Umberto Saba, L’uomo
Trieste, giugno 1926
Ein kurzes Gedicht, das an Freunde verteilt und in 25 Exemplaren gedruckt wurde. «Damit wollte Saba – in einer Figur zusammengefasst – die Naturgeschichte aller Menschen schreiben […] alles, was dem Tier Mensch im Allgemeinen widerfährt: geboren werden, sich fortpflanzen, alt werden und sterben.»

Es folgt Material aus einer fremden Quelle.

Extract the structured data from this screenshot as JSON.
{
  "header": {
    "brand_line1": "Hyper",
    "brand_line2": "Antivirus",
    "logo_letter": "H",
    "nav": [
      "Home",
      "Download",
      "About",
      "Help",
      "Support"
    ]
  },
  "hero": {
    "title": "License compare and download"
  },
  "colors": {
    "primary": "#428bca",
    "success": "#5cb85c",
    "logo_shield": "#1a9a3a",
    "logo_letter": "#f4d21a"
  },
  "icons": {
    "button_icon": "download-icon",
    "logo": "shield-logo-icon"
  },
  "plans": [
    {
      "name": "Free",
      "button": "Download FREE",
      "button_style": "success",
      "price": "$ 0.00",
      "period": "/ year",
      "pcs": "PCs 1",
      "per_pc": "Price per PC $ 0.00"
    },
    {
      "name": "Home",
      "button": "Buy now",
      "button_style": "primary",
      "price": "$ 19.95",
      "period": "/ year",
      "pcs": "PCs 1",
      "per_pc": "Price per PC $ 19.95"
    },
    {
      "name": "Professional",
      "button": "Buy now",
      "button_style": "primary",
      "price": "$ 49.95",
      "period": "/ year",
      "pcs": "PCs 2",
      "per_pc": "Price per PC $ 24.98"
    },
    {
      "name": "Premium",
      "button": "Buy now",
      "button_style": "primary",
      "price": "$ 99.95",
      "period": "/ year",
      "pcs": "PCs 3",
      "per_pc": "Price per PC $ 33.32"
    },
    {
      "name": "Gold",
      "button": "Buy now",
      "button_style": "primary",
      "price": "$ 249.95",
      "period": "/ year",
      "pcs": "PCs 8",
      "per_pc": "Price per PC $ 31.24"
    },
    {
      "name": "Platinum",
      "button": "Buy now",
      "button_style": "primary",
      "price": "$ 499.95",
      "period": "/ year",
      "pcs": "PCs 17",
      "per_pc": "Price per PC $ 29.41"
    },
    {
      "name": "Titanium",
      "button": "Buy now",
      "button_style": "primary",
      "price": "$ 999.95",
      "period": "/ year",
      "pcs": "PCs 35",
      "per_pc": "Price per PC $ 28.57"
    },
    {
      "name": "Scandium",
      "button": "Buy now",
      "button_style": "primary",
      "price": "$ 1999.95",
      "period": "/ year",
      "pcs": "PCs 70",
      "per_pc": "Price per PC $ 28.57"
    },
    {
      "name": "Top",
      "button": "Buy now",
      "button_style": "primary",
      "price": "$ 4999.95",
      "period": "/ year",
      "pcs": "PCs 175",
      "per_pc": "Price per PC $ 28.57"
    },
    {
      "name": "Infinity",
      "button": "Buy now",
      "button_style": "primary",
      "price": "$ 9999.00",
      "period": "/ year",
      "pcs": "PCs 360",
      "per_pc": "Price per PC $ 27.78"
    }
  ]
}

«L’Uomo (Der Mann), nicht La capra (Die Ziege) ist ein hebräisches Gedicht. Und Der Mann von Saba ist sicherlich eine Figur aus dem Alten Testament.»
1928
Präludium
Oh, kommt zurück zu mir, Stimmen von einst,
liebe verstimmte Stimmen!
Umberto Saba, Preludio e fughe
Firenze, Edizioni di Solaria, 1928
Die Fughe sind «Stimmen, die zueinander sprechen, die sich gegenseitig verfolgen, um sich Dinge zu sagen, die mal kontrastierend, mal konkordant sind. […] sie sind eigentlich Sabas Stimme; der Poesie gewordene Ausdruck des Ja und Nein, das er zum “warmen Leben” sagte, das er gleichzeitig liebte und hasste». Der Anlass für die Fughe ist die seltsame Idee, «auf dem Klavier Geige zu spielen, wie Italo Svevo ihm später lachend sagte»: Bach zu spielen, aber mit Worten.
1929
Drei Gedichte an meine Amme | Schlaflosigkeit
Hier ist sie: sie lebt; immer noch da nach so vielen
Wechselfällen und so vielen Jahreszeiten. Ein Lächeln
leuchtet, wenn sie mich sieht, ihr Gesicht ist noch immer
schön für mich, geheimnisvoll
Umberto Saba, Tre poesie alla mia balia
Trieste, Tipografia Vittorio Levi, 1929
«30 Exemplare, vergriffen, für die “Amici dell’Autore”» stellten die gesamte Auflage dieser Sammlung von drei Gedichten dar, die im August 1929 entstanden. Sie waren das erste Ergebnis der in jenem Sommer begonnenen psychoanalytischen Behandlung bei Edoardo Weiss, der erste Kern der Sammlung Il piccolo Berto, in der sich der Dichter auf die Suche nach der Gestalt seiner alten Amme begab, die während der Sitzungen auftauchte.
1932
Ermahnung
Was tust du bei heiterem Himmel
schöne rosige Wolke,
entzündet und beliebäugelt
von der Dämmerung des Tages?
Umberto Saba, Ammonizione ed altre poesie. 1900-1910
Trieste, 1932
«Gedruckt im Auftrag des Autors und herausgegeben von Virgilio Giotti», nahm das Werk ein Projekt von 1920 für einen in mehrere kleine Bände aufgeteilten Canzoniere wieder auf. Wieder waren es die Poesie dell’adolescenza e giovanili, die neu geordnet, gesichtet und ausgewählt wurden.
1933
Berto
“Berto”, sagte ich zu ihm, “hab’ keine Angst.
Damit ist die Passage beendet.